Does the thought of creating css make you shake? It’s my least favorite part of development. As I brace to get my theme ready for WordPress 2.7, I am not looking forward to styling the new comments.php. Fortunately, Chris has done a lot of the heavy lifting (as well as providing an example) of what classes are used with the modified comments api. Great job!
What do you do when your WordPress theme isn’t supported anymore? As WordPress heads for version 2.7 and an overhaul of the comments loop, the theme I use doesn’t look like it will be updated in anticipation of the new version changes. I hope I’m wrong.
Anyway, I had a feeling this day would come so I have to be prepared to roll up my sleeves and work on comments.php to be able to leverage the new functions. Thanks to Otto’s tutorial, I don’t think the task will be too daunting.
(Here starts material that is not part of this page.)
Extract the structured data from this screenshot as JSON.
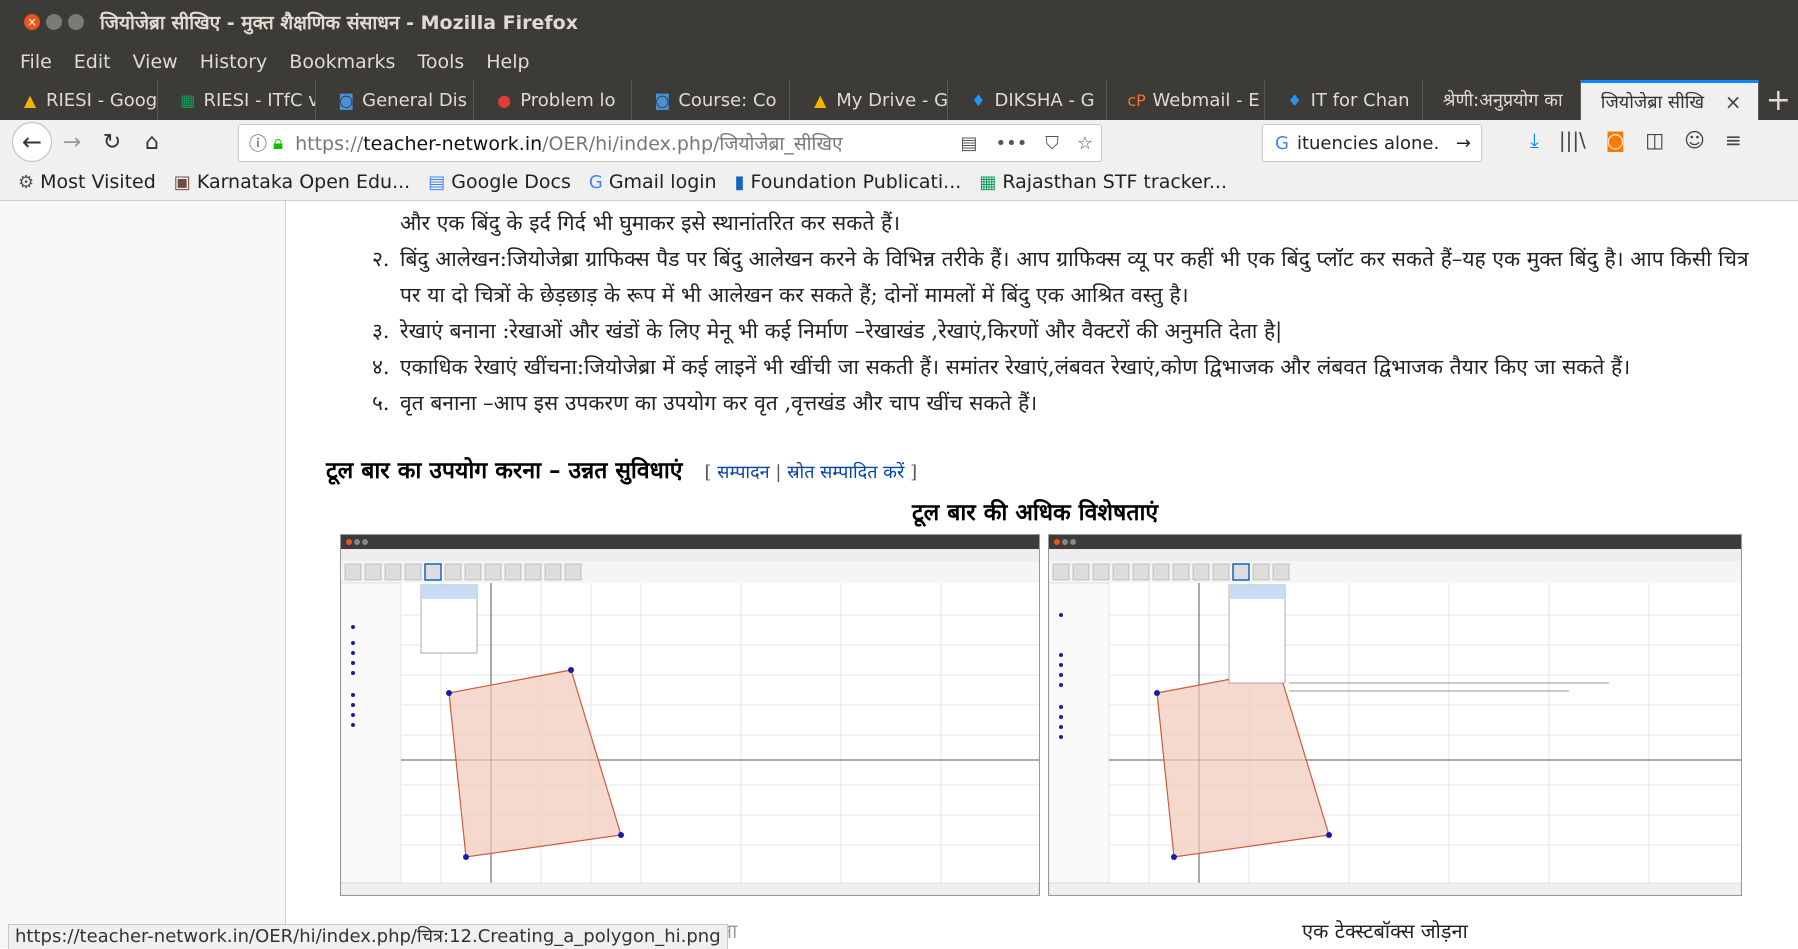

I’ve already done a ton of tweaks and modifications to the theme so it works and presents the way I want it to. I don’t want to lose the ‘look and feel’ as well as the time I’ve invested in making the modifications so changing themes isn’t something I’m looking at right now.
It’s been a while since I added a plugin to my blog but this fits a need. I tweaked the plugin to return only posts from the current calendar year when duration is set to 365. Works better for my self hosted blog.
Alex committed the Event Calendar3 plugin svn to the WordPress plugins directory. A very good thing.
Changes include threaded and paged comments if your theme can support it. Here’s a great ‘how to’ for tweaking your theme to support the new features. Of course, you need to wait for WordPress 2.7 or grab the bleeding edge version from the trunk.
Sometimes commenters really want to leave their email address but don’t realize how easily it can be scraped. I’ve been kicking around implementing antispambot on my blog but thanks to the new shortcode API in WordPress, the folks over at Blueberryware came up with a neat implementation. I think it’s a work in progress but give it a try.
WordPress 2.6.x introduced a new feature I’ll call version history. Every time you edit a post after it’s been published, the previous version is saved and a new ID is generated in the wp-posts table. So if you are a horrible speller or punctuationist (?) like me, every little ‘post-publish’ change you make results in a new table entry. The current core doesn’t seem to have any built in functionality to use version history (at least none that I can find) but it’s ripe for plugins or future releases to exploit. You can see all the revisions way down at the bottom of the write/edit post page. Just don’t prowl around the wp_posts table unless you’ve got a strong stomach. It’s a mess in there.